Over at Kevin Levin’s Civil War Memory a conversation has continued about blogging, with Matt Gallman weighing in again. Here’s what Matt now says are his three main points:
(1) Are readers of CW blogs a good approximation of “the public” when it comes to public opinion? I posited that perhaps CW blogs attract people who are particularly interested in the CW, and perhaps in particular topics. That is, there is an awful lot of “public” out there who I don’t imagine are reading blogs.
(2) Are professional historians really missing out if they don’t spend much time reading CW blogs? Here my point was that there is an unending material out there that we can read. We don’t read it all, We make choices among worthy things.
(3) Is the failure to blog or to read blogs really evidence of a lack of “digital literacy”? My argument is that there are an awful lot of ways that one might engage with electronic resources and/or the internet, both in their research or their pedagogy or just for edification. Blogging (or reading blogs) is not the measure of digital literacy.

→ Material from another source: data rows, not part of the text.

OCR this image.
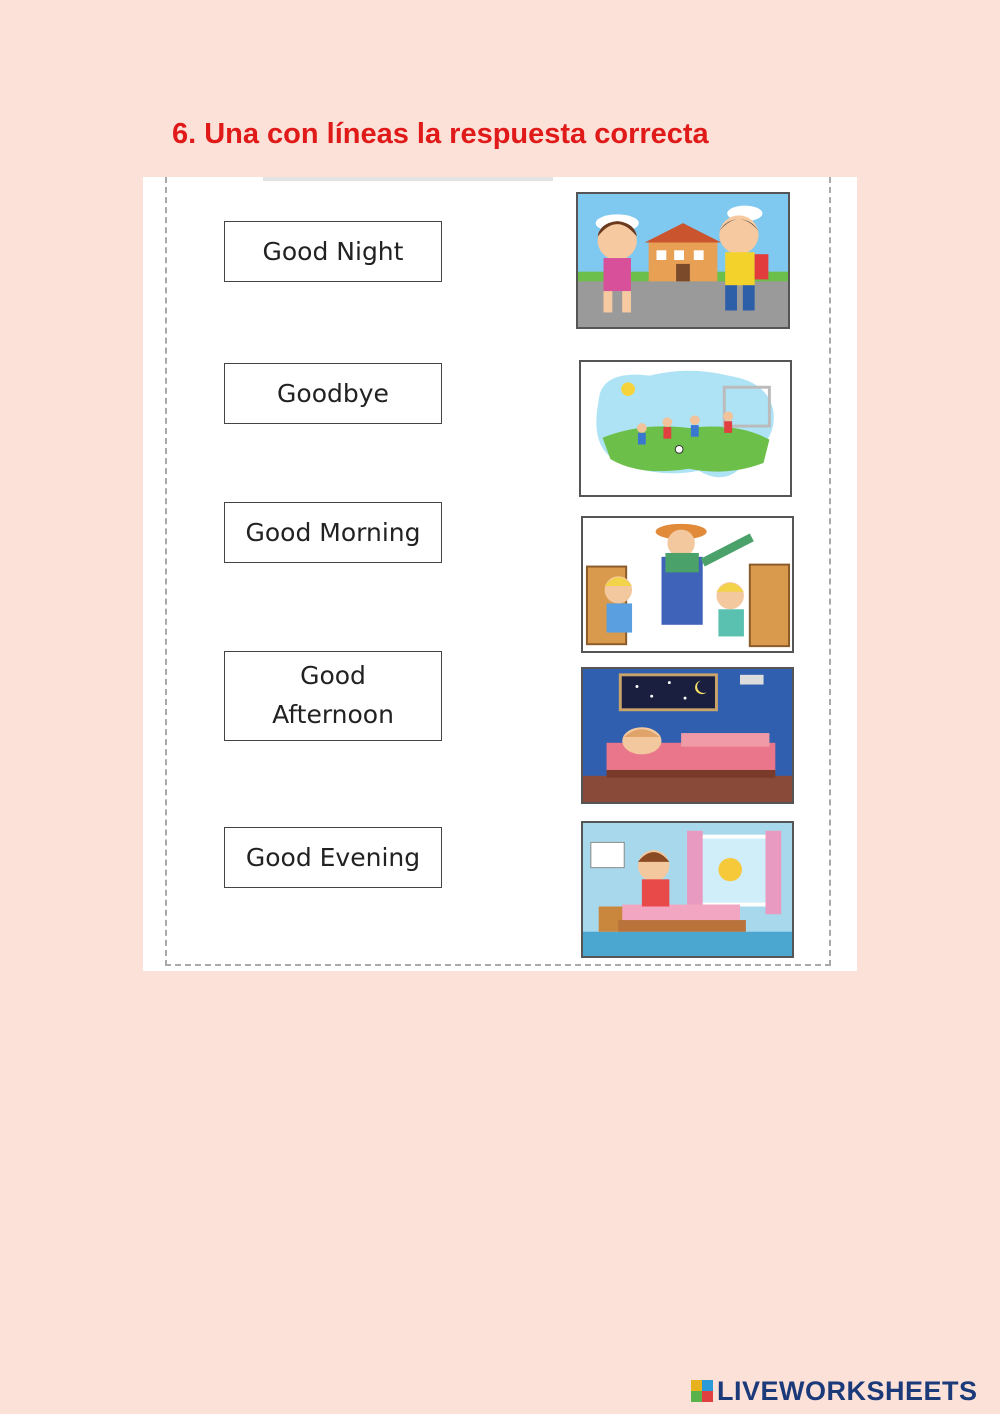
6. Una con líneas la respuesta correcta
Good Night
Goodbye
Good Morning
Good
Afternoon
Good Evening
LIVEWORKSHEETS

Now, I’ll argue that Matt had other things to say in his previous comments, and he said them in a certain way that some people evidently found to be offensive. Indeed, I’m reluctant to offer these three points (taken verbatim from Matt’s comment) lest I be accused by Matt of badly distorting them.
Here are my answers:
1. I don’t know of anyone who has made the claim that the readers of Civil War blogs are an approximation of “the public” when it comes to public opinion. Maybe someone should point that out to me. Certainly I don’t share that opinion. There are various overlapping audiences for various ways in which history is communicated to a public at large (note I did not say “the public”). Some people get their history here, some there. Increasingly a lot of people get their history from the internet, and I don’t mean simply primary sources.
2. I don’t know that anyone has argued that professional Civil War historians are missing out if they don’t read blogs. My understanding, in fact, is that the argument is that blogs are one more way for professional historians to reach out to more readers and to build bridges with other historians, who may or may not fit someone’s definition of “professional historian.” I say that because people have offered different definitions and understandings of the term “professional historian.”

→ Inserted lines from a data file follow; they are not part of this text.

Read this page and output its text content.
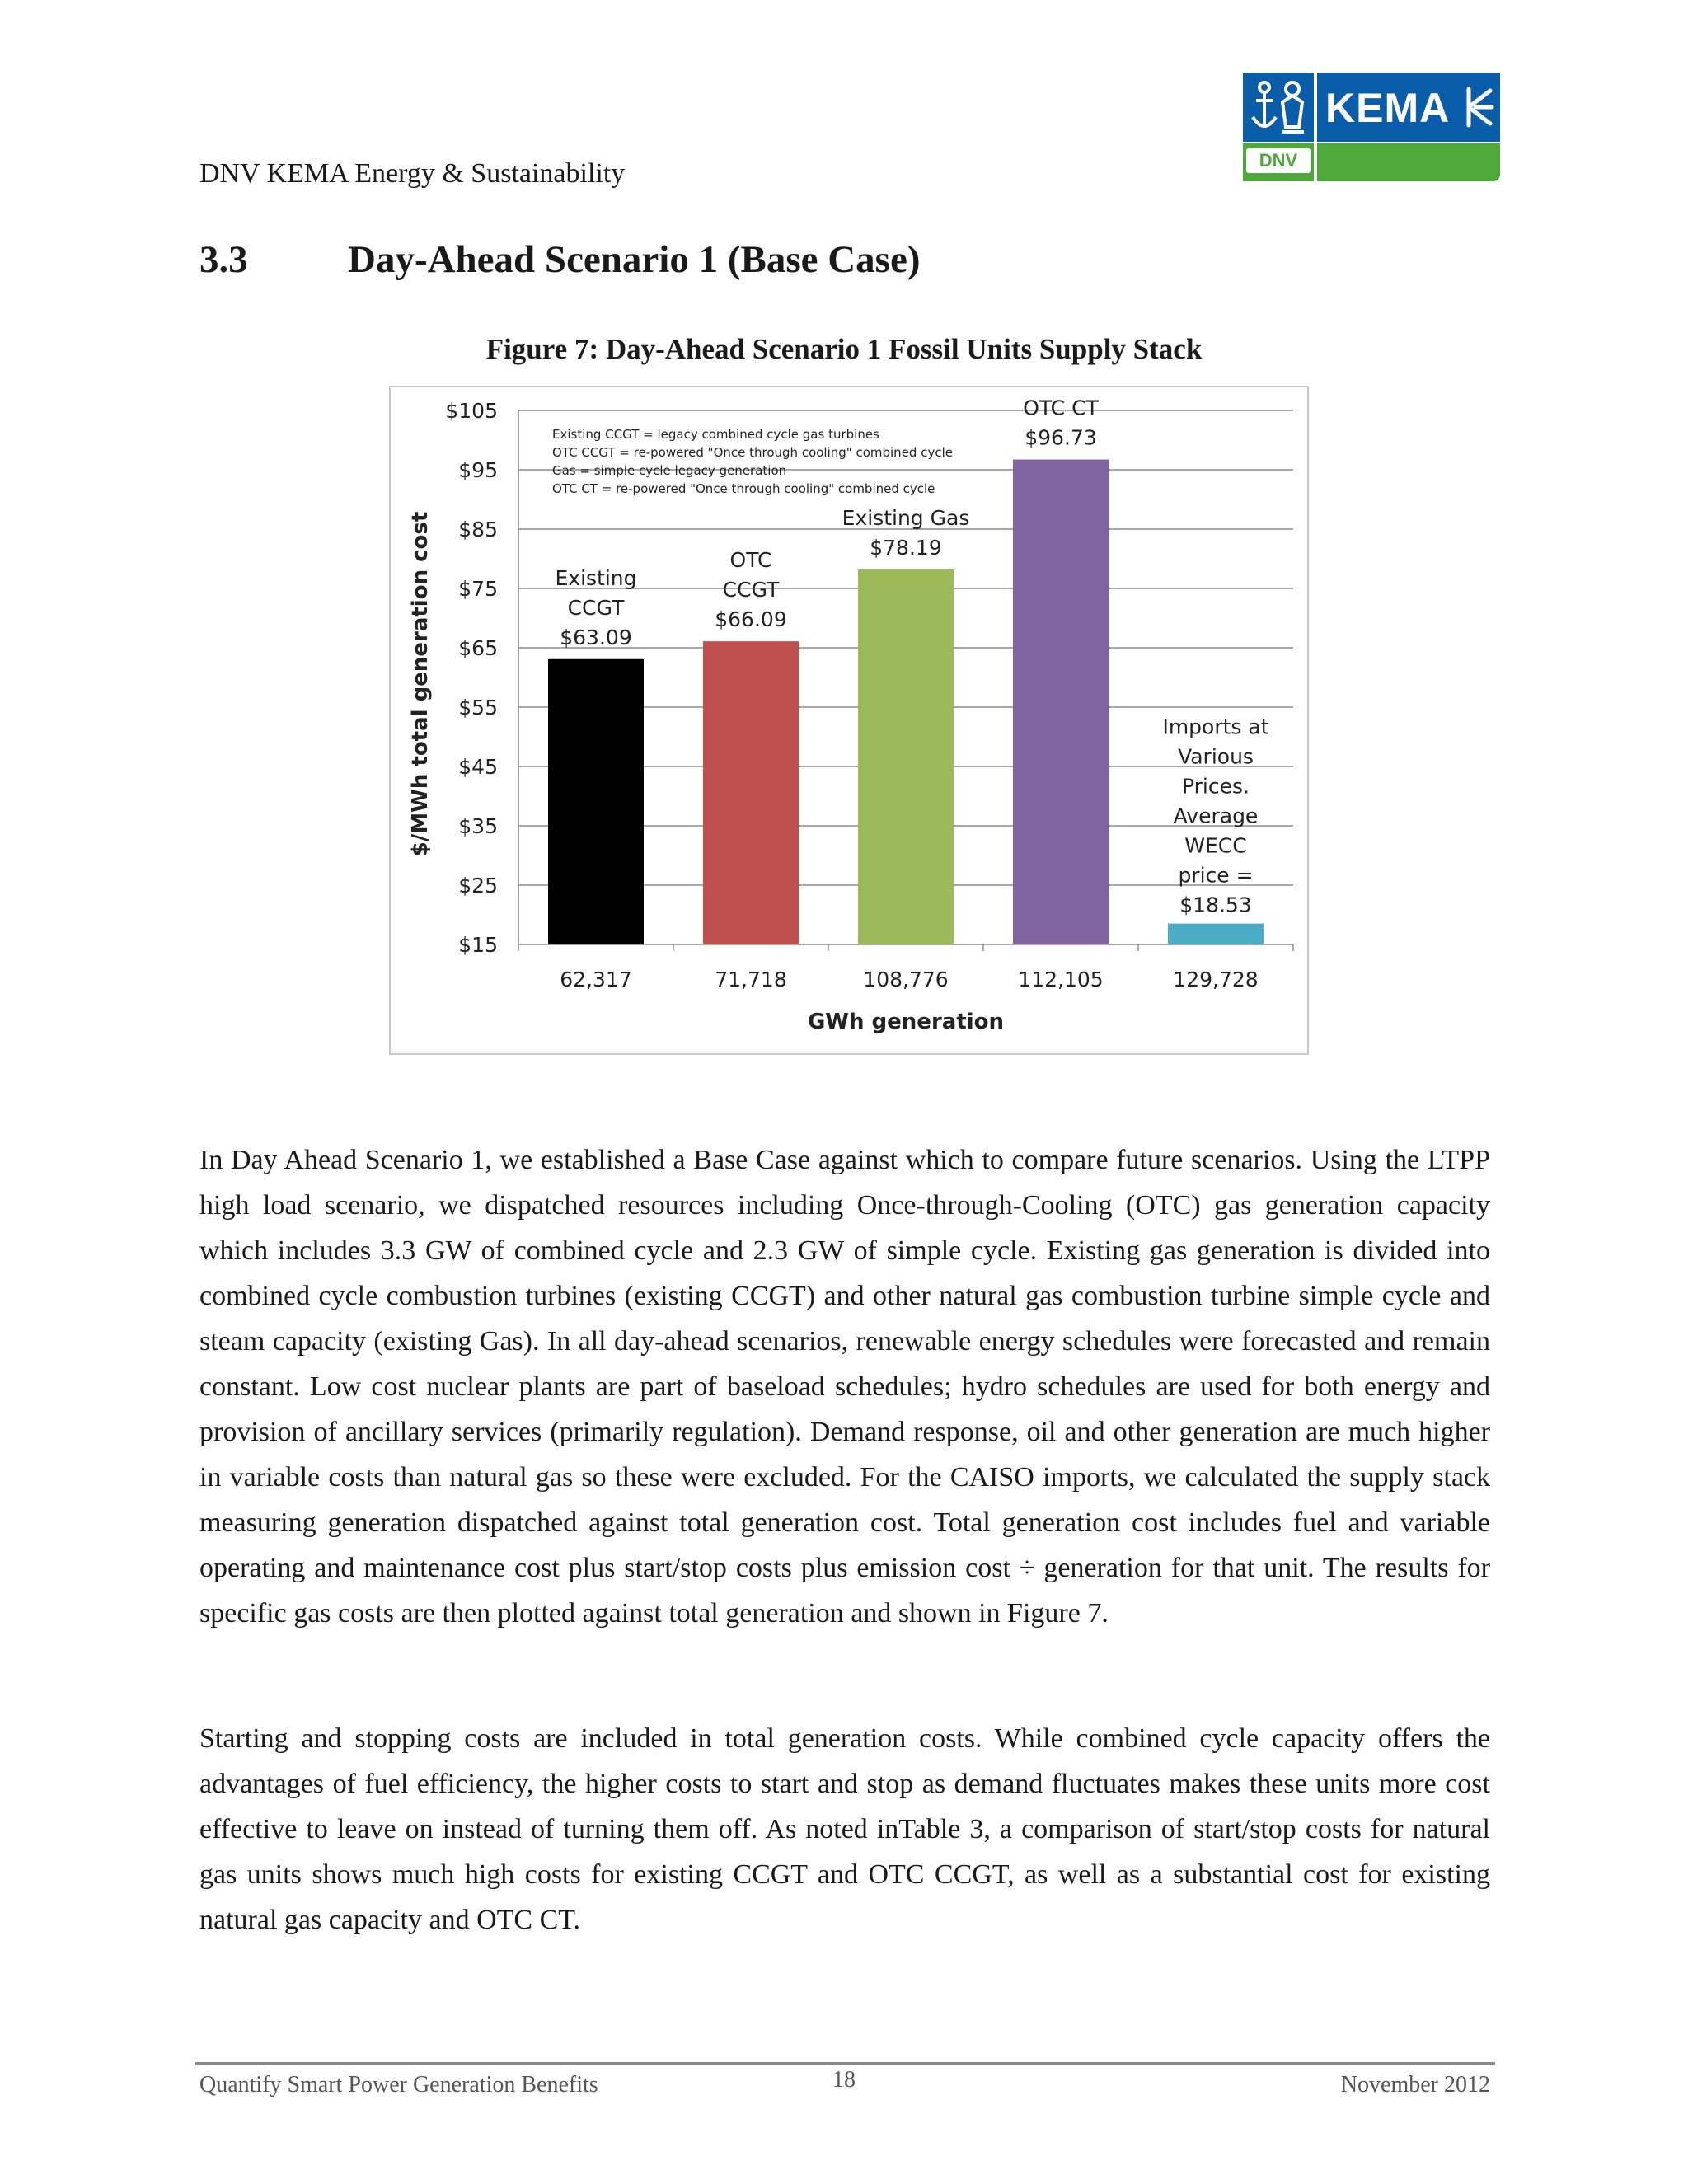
DNV KEMA Energy & Sustainability
KEMA
DNV
3.3	Day-Ahead Scenario 1 (Base Case)
Figure 7: Day-Ahead Scenario 1 Fossil Units Supply Stack
$105
$95
$85
$75
$65
$55
$45
$35
$25
$15
62,317
Existing
CCGT
$63.09
71,718
OTC
CCGT
$66.09
108,776
Existing Gas
$78.19
112,105
OTC CT
$96.73
129,728
Imports at
Various
Prices.
Average
WECC
price =
$18.53
GWh generation
$/MWh total generation cost
Existing CCGT = legacy combined cycle gas turbines
OTC CCGT = re-powered "Once through cooling" combined cycle
Gas = simple cycle legacy generation
OTC CT = re-powered "Once through cooling" combined cycle
In Day Ahead Scenario 1, we established a Base Case against which to compare future scenarios. Using the LTPP high load scenario, we dispatched resources including Once-through-Cooling (OTC) gas generation capacity which includes 3.3 GW of combined cycle and 2.3 GW of simple cycle. Existing gas generation is divided into combined cycle combustion turbines (existing CCGT) and other natural gas combustion turbine simple cycle and steam capacity (existing Gas). In all day-ahead scenarios, renewable energy schedules were forecasted and remain constant. Low cost nuclear plants are part of baseload schedules; hydro schedules are used for both energy and provision of ancillary services (primarily regulation). Demand response, oil and other generation are much higher in variable costs than natural gas so these were excluded. For the CAISO imports, we calculated the supply stack measuring generation dispatched against total generation cost. Total generation cost includes fuel and variable operating and maintenance cost plus start/stop costs plus emission cost ÷ generation for that unit. The results for specific gas costs are then plotted against total generation and shown in Figure 7.
Starting and stopping costs are included in total generation costs. While combined cycle capacity offers the advantages of fuel efficiency, the higher costs to start and stop as demand fluctuates makes these units more cost effective to leave on instead of turning them off. As noted inTable 3, a comparison of start/stop costs for natural gas units shows much high costs for existing CCGT and OTC CCGT, as well as a substantial cost for existing natural gas capacity and OTC CT.
Quantify Smart Power Generation Benefits	18	November 2012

3. I don’t know of anyone who has said that a failure to read blogs demonstrates a lack of digital literacy. Indeed, I found Kevin Levin to be making a different point about digital literacy and the need for professional historians to get involved in other ways, in part because an increasing number of people are getting an increasing amount of their historical understanding through online sources, including blogs.

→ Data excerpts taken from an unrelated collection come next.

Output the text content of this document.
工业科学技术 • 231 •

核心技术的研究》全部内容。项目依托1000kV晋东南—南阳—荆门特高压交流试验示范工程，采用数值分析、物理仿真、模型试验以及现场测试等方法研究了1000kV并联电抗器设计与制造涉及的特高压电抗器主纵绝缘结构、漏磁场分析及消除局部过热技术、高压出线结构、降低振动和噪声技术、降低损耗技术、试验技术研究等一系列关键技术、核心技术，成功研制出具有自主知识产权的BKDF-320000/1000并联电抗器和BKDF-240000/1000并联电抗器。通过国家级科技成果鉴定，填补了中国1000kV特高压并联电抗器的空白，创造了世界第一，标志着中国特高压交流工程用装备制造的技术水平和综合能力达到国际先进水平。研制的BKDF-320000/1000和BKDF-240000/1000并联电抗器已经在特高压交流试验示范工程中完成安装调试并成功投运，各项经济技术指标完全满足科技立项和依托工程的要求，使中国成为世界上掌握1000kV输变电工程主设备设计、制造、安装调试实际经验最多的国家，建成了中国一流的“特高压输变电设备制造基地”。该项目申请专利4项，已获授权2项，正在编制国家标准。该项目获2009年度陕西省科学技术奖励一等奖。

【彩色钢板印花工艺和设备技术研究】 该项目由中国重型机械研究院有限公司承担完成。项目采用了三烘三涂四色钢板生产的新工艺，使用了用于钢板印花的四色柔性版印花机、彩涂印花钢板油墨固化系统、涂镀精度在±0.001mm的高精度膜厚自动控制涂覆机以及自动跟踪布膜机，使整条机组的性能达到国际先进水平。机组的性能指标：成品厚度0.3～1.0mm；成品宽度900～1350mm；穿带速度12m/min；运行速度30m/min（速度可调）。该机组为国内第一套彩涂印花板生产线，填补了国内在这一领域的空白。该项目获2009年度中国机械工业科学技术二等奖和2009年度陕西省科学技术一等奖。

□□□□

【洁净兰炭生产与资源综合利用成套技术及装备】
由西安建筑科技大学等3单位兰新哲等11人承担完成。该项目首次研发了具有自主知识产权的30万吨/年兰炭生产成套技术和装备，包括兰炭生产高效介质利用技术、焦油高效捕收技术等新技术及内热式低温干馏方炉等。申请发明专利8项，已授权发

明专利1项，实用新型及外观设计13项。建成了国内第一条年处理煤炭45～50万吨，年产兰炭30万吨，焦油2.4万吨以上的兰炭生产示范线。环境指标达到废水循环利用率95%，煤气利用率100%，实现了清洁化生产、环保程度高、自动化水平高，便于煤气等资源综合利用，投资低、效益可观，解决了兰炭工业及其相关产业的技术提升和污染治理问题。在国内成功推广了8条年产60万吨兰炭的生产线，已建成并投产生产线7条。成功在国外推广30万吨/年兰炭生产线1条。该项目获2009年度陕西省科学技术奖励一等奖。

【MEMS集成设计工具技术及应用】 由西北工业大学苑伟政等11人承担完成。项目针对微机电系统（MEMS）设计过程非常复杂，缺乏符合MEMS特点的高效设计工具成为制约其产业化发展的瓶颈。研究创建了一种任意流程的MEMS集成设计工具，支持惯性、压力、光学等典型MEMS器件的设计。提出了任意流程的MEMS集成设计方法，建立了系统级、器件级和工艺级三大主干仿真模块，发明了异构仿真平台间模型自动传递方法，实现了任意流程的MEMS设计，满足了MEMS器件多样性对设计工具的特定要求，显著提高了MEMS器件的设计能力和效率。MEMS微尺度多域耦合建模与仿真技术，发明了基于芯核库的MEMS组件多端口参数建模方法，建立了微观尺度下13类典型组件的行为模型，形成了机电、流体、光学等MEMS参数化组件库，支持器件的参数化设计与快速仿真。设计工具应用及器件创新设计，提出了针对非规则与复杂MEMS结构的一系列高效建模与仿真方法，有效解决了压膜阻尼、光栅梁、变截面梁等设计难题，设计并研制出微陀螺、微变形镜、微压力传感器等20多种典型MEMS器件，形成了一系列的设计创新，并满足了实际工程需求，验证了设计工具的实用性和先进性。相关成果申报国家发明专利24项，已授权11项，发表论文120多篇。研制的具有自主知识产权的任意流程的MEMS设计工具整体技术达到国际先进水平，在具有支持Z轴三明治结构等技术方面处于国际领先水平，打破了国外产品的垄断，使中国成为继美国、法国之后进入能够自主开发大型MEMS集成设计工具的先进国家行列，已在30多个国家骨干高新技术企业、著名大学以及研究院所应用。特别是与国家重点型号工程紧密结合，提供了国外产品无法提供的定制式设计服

In short, if these are the three points Matt Gallman wanted to make, then I don’t know why he made them or who is his audience or his target. Other people can read what Matt’s said (about comments on this blog as well as on Kevin’s blog) back at Kevin’s blog, and make their own determination. All I did was to link to Kevin’s blog as a point of departure for a broader conversation, and I made it clear, I thought, that the broader conversation I wanted to have would have to wait.
A word of warning … Matt Gallman offers the following observation:
I’d welcome any thoughts that anybody on either blog wants to say about those three questions. But if you folks persist in taking shots at me persoally (especially the ones based on things didn’t say) rather than talking about serious issues you are really making my point for me.